3 MOVIMENTOS TEÓRICOS SOBRE DIREITO E DESENVOLVIMENTO

3.1 Movimento Direito e Desenvolvimento

Os estudos e as práticas relacionadas ao Direito e Desenvolvimento ficaram

interrompidos por muitos anos, sendo retomados, de forma gradativa, com a

confluência de alguns fatores históricos: o término da II Guerra Mundial, o início da

Guerra Fria e a independência das colônias europeias na África e na Ásia. Sob

influência dos paradigmas weberianos, trabalhos focados na relação entre direito e

desenvolvimento começaram a ser apresentados.

De maneira geral, o Movimento D&D foi, à época, constituído por

pesquisadores e universidades dos Estados Unidos, que pretendiam, a partir de

experiências práticas de programas de assistência internacional voltados para

países em desenvolvimento, consolidar um arcabouço teórico robusto, com vistas a

explicar a relação entre direito e desenvolvimento e a identificar os instrumentos

jurídicos apropriados. David Trubek e Marc Galanter esclarecem:

Embora alguns acadêmicos norte-americanos já estudassem o direito dos países do Terceiro Mundo antes da década de 1960, neste período pode-se assistir à expansão substancial deste esforço: uma preocupação explícita com a relação entre o direito e o processo de desenvolvimento e uma tentativa de organizar esforços distintos em uma espécie de 'campo' acadêmico. (1974, p. 127)

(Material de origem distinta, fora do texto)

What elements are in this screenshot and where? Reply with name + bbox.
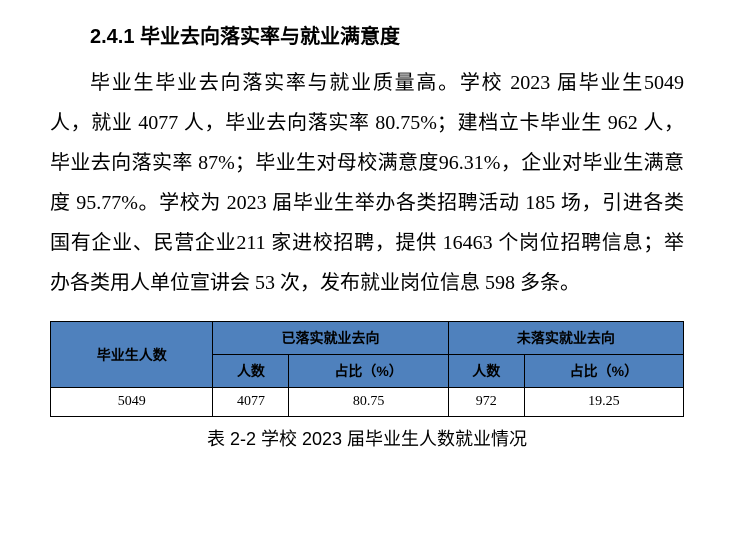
section-title: 2.4.1 毕业去向落实率与就业满意度 — [90, 20, 684, 49]
employment-table-container: 毕业生人数 已落实就业去向 未落实就业去向 人数 占比（%） 人数 占比（%） … — [50, 321, 684, 451]
cell-unemployed-count: 972 — [448, 388, 524, 417]
body-paragraph: 毕业生毕业去向落实率与就业质量高。学校 2023 届毕业生5049 人，就业 4… — [50, 63, 684, 303]
col-unemployed-ratio: 占比（%） — [524, 355, 683, 388]
cell-unemployed-ratio: 19.25 — [524, 388, 683, 417]
col-employed-count: 人数 — [213, 355, 289, 388]
cell-employed-ratio: 80.75 — [289, 388, 448, 417]
col-unemployed-count: 人数 — [448, 355, 524, 388]
table-caption: 表 2-2 学校 2023 届毕业生人数就业情况 — [50, 425, 684, 451]
employment-table: 毕业生人数 已落实就业去向 未落实就业去向 人数 占比（%） 人数 占比（%） … — [50, 321, 684, 417]
col-graduate-count: 毕业生人数 — [51, 322, 213, 388]
col-unemployed-group: 未落实就业去向 — [448, 322, 683, 355]
col-employed-group: 已落实就业去向 — [213, 322, 448, 355]
cell-grad-count: 5049 — [51, 388, 213, 417]
col-employed-ratio: 占比（%） — [289, 355, 448, 388]
table-row: 5049 4077 80.75 972 19.25 — [51, 388, 684, 417]
table-header-row-1: 毕业生人数 已落实就业去向 未落实就业去向 — [51, 322, 684, 355]
cell-employed-count: 4077 — [213, 388, 289, 417]
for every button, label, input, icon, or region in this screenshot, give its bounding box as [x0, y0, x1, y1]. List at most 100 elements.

Para evitar equívocos, David Trubek, em seu artigo “Para uma teoria social do

direito: um ensaio sobre o estudo de direito e desenvolvimento”, publicado

originalmente em 1972 (b, p. 52), com críticas ao mainstream então dominante,

sintetizou que o Movimento D&D buscou compreender a função do direito nos

países de “Terceiro Mundo”, a saber: “aquelas nações que ainda não alcançaram,

mas aspiram, de modo geral, ao crescimento econômico autossustentável.”

52

Duncan Kennedy (2006, p. 19) propugnou, então, que “a questão era como as

reformas legais poderiam contribuir para a alavancagem do crescimento

autossustentável [...]”. Pode-se dizer, a propósito, que existia certa ingenuidade nos

acadêmicos envolvidos, que, sem uma compreensão mais acurada do período

histórico vivenciado, acreditavam que os ideais subjacentes ao Movimento D&D

visavam, exclusivamente, ao desenvolvimento das nações periféricas.

Neste contexto, explicitou-se, a propósito, que o esforço dos acadêmicos

norte-americanos em delimitar um campo específico de pesquisas foi decisivamente

impulsionado pelos projetos conduzidos por agências do governo dos Estados

Unidos e por fundações privadas norte-americanas focadas, em tese, no

desenvolvimento, que expandiram seus programas de assistência internacional para

diversos países menos favorecidos:

A assistência ao desenvolvimento teve início em um período de ascensão da retórica e da política da Guerra Fria. A elite norte-americana e os responsáveis por formular as políticas que orientaram as ações na arena internacional viam o […] direito […] como uma das características fundamentais que distinguiam os Estados Unidos das nações comunistas. (TRUBEK; GALANTER, 1974, p. 159-160)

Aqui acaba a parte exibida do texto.